At Apple's scale the effort building this feature is certainly worth the co2 impact. edit: impact would be approx. the same as powering 300k US homes to only use clean energy.
I was surprised, but this calculation checks out. Wild. This really points to the scale of influence that large companies have, especially considering this is < 0.1% of typical household electricity consumption. Consider then that household electricity consumption is not the complete picture - add in cars (both ICE and electric being ~ICE/4), food production, etc, and you see both how much energy we use and how much single entities influence this amount. According to the internet, google data centers are ~1 million households (I saw 15TWh/yr), so 1% efficiency improvements are a small town worth of electricity. At they same time, they claim 3m household savings due to Nest, wow.
At Apple’s scale a more worthwhile problem is reducing ewaste and reusing what’s available. For instance, not designing their overpriced devices to kill themselves regularly.
This is still nice, mind you, but hiring competent designers and setting up reusable designs is a far more important problem. One they’re not willing to touch.
More likely a play to reduce battery lifetime by increasing incidence of full discharge...
Note a year ago they settled a lawsuit about throttling CPUs with updates on older iphones for the same purpose. The environmental footprint of an iphone is significant no matter what offset fake math they employ....
> Note a year ago they settled a lawsuit about throttling CPUs with updates on older iphones for the same purpose.
Why do people spread this sort of stuff? Apple have never settled anything related to a “play” to intentionally shorten the lifetime of a phone.
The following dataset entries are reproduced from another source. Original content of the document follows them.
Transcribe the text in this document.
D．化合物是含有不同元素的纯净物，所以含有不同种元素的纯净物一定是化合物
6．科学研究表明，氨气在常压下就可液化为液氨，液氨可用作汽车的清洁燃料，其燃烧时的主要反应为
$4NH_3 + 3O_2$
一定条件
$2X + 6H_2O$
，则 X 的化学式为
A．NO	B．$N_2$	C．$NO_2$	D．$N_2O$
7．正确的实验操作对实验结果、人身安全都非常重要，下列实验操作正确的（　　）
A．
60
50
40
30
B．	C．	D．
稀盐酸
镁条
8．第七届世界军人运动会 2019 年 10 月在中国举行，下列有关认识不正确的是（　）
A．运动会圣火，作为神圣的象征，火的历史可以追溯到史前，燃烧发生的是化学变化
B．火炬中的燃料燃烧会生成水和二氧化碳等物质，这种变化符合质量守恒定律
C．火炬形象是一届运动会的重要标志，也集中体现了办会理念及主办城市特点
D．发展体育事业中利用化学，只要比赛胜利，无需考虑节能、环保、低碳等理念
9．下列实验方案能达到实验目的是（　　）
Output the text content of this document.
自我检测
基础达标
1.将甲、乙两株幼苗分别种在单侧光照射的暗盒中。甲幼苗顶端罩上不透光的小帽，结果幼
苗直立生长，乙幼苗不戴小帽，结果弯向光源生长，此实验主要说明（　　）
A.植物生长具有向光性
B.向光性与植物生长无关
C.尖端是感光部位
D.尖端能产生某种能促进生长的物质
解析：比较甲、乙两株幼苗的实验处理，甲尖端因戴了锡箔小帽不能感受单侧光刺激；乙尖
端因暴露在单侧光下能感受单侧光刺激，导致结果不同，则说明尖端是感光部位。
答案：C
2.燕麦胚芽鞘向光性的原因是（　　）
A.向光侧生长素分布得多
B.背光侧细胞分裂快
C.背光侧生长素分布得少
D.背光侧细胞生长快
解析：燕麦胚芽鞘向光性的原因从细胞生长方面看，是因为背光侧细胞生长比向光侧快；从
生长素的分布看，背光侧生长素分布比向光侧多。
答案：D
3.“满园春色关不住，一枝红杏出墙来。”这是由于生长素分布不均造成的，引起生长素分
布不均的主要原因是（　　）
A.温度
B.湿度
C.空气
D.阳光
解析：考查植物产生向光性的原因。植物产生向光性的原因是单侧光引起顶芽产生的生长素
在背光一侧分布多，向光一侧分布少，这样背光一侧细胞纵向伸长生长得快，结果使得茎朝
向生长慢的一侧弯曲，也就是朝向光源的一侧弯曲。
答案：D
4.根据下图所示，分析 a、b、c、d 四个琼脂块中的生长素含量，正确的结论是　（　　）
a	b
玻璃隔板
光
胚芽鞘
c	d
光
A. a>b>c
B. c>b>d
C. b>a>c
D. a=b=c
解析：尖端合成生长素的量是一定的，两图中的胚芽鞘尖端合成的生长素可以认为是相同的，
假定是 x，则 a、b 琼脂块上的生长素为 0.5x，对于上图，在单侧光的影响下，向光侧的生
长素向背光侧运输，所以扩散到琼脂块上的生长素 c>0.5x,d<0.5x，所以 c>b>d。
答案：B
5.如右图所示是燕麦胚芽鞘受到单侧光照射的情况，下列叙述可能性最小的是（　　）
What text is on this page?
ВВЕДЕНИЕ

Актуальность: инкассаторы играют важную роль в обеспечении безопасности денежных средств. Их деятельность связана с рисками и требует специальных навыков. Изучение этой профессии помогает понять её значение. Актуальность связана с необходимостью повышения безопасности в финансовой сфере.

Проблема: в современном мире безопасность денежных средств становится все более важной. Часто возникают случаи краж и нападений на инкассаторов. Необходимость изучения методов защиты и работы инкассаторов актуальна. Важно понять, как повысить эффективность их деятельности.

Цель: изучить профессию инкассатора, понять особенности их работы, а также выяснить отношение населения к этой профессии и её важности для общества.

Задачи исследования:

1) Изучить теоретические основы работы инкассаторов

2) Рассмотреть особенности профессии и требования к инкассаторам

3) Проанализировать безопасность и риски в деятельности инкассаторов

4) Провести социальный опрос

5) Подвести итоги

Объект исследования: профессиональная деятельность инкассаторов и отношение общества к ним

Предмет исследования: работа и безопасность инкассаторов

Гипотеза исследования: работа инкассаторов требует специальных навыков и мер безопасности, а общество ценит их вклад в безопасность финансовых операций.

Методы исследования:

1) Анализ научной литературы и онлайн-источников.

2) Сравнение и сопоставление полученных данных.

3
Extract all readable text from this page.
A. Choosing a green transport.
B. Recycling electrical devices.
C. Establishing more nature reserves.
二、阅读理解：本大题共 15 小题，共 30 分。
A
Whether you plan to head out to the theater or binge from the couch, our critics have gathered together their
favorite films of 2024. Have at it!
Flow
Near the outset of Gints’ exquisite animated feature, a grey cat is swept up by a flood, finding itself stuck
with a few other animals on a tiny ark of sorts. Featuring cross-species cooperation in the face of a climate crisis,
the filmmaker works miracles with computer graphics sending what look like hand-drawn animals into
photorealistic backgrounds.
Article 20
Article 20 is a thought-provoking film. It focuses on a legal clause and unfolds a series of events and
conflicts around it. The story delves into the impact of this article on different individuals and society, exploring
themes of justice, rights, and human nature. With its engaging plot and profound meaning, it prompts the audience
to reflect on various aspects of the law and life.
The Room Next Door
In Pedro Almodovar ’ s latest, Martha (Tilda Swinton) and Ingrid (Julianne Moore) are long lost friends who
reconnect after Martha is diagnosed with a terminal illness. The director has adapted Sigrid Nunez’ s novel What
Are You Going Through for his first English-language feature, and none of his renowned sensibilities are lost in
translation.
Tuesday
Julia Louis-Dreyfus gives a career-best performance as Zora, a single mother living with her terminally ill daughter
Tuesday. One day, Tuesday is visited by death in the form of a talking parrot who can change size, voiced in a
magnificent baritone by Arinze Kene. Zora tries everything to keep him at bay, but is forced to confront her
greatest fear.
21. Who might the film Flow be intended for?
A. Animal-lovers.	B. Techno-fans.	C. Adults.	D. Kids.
Batterygate extended the life of individual handsets with degraded batteries that were out of warranty. These handsets were rebooting due to the battery until Apple brought out an update that throttled them after the next brownout, and replacing the battery brought the handset back to full speed. Why go to all that trouble if you wanted to sell another phone?
They were throttling CPUs to literally extend the life of the phone. They did it so your phone could still run reliably with an old battery which would otherwise need to be replaced.
So they were “fixing” a problem they caused. CPUs wouldn’t need to be throttled if batteries could be more easily replaced.
And theoretically, if this was the case, why isn’t there an option to throttle? It is the user’s device. And why wasn’t it used to help lengthen the battery life of the new phones? I certainly would prefer throttling my CPU to lengthen battery life.
There literally is an option to toggle the throttle once the battery is degraded, and the feature did/does exist on new phones, even today. Go and read the wiki on batterygate.
I never understood the use of the phrase "virtue signalling" until I realised that the people using it literally don't believe that the problem and/or the solution exists.
So, imagine that you didn't believe that the earth was warming, or that humans contributed to that, or that we can't do anything to change that if it was the case, etc. etc.
Clearly anyone bringing attention to these so-called facts or proposing or implementing alleged solutions to the non-existing problem isn't actually achieving anything. They're just signalling virtue to others in their confused tribe.
Same with racism, sexism and any other fictitious problems that don't exist and that therefore don't have solutions. You can't fix problems that don't exist hence pretending the problem or a solution to it exists is just "virtue signalling".
Well to be fair this doesn't "fix" anything. Not denying climate change but really, charging a phone is one of the smallest energy uses in a household. They're probably wasting more energy advertising the feature.
Also, people won't use this all the time. Often when I'm charging my phone I need it charged now, not in 10 hours.